In fact the BLE specification has no concept of serial ports, not like the old Bluetooth 2.x SPP specification.
Yes, you can use it like a serial port, but the point I am making is there is no GATT profile for serial data transfer. Every module manufacturer has their own way of doing it, so it's down to your application to implement that method (usually using libraries provided by the manufacturer). You can't present BLE as a serial port (COM3, /dev/rfcomm0 etc).
Sure, you could write a daemon that connects the MFG's custom method to a PTY and make it look more like a serial port (and such a thing may already exist in the community for some devices), but it will only ever work with that device and never any other device. There is no serial - there is only serial emulation and it's specific to the device. If it were standard no doubt someone would write a driver for it - like SPP of Bluetooth 2.x. But with GATT you just don't get that standard facility.
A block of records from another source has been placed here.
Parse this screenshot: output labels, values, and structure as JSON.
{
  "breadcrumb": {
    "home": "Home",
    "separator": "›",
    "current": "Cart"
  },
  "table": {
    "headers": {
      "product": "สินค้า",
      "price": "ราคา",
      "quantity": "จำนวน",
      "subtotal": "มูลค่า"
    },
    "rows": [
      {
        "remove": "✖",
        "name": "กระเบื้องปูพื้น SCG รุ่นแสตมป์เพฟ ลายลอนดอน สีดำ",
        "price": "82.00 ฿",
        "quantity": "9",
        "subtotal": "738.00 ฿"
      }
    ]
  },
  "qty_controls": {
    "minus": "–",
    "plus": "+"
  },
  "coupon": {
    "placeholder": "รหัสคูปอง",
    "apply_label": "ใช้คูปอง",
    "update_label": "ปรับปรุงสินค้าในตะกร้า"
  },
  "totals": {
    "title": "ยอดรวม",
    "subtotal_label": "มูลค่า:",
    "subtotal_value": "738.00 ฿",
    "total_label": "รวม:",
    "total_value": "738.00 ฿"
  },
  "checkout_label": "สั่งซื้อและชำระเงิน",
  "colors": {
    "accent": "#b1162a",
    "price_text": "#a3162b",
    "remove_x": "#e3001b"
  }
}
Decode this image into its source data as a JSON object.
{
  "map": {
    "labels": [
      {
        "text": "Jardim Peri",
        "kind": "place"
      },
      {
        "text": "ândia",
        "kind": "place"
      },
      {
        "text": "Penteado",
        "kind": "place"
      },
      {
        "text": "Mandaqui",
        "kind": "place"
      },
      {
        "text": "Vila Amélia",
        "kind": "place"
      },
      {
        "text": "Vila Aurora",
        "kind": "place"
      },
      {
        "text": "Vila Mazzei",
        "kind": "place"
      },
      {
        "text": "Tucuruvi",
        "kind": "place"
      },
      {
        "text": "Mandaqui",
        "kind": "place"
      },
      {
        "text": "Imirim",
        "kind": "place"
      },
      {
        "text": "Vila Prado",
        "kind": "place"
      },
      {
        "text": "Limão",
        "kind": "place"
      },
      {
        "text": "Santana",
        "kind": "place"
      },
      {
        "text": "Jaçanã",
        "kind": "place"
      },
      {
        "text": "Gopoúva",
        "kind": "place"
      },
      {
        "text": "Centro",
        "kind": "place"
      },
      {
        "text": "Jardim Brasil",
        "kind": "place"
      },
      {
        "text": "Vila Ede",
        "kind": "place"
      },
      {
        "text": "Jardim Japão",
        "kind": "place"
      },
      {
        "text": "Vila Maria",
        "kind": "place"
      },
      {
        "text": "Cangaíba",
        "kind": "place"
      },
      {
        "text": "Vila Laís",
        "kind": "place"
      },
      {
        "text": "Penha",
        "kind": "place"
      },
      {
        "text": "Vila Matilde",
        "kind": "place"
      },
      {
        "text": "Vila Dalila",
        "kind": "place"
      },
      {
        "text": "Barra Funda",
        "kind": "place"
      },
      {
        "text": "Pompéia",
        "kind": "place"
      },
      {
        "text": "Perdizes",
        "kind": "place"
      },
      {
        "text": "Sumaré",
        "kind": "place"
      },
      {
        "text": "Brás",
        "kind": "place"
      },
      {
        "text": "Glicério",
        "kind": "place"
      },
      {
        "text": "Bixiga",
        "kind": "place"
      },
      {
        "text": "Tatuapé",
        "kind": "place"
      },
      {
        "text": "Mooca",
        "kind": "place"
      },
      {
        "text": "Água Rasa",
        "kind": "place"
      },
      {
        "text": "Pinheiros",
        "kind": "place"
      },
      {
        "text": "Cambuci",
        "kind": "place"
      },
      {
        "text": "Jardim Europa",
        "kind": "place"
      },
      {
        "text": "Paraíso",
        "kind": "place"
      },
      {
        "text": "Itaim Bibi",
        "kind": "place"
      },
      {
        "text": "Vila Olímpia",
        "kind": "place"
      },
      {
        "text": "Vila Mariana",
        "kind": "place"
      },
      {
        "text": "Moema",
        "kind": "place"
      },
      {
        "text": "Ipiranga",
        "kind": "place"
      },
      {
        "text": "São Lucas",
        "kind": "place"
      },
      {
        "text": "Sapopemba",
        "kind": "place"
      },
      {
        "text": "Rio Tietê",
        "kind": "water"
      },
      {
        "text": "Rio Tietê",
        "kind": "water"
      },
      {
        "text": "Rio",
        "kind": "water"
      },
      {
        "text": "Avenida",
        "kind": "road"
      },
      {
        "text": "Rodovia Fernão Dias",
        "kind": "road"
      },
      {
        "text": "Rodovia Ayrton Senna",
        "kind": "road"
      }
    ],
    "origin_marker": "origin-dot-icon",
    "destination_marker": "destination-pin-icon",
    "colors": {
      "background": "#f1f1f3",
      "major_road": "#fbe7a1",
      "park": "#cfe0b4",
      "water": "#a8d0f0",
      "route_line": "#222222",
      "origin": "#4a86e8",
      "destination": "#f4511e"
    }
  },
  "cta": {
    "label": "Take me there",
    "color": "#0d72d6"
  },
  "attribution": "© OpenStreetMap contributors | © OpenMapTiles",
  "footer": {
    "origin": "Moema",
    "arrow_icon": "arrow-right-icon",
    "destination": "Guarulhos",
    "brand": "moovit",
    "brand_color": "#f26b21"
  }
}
BLE is intended for sending short packets of data back and forth using minimal power. Many manufacturers have chosen to create a profile that can be used in a similar way to a serial port (in that you send data through a virtual "pipe"), however you require special software to interface with it. And, since there is no standard, and manufacturers just don't talk to each other, the software is specific to the device you are talking to.
If you are directly programming a BLE chip itself with your own firmware there is nothing to stop you from implementing your own protocol for serial data transfer and writing an application, driver, daemon, whatever, for communicating with that custom firmware. The same thing stands though: whoever wants to use it will require your specific application to communicate with it.
The only people who want to use BLE for serial are people like us. Everyone else (that's 99.999% of the market) uses it for what it is intended - connecting sensors and HID devices to mobile phones etc. That's why all the GATT profiles are for such things as heart rate, blood sugar levels, cycle speed, etc.
So no. You can't use it like a serial port. It's not a serial port. The only foolproof way (and the way to which I have resorted in the past) is to create a USB dongle that exposes a CDC/ACM interface to the computer, and contains a BLE module that is capable of communicating directly with a similar BLE module through its own proprietary profile (the one I use has a "transparent UART" mode when two modules are paired together). The MCU in the dongle then forwards data between the computer and the BLE module.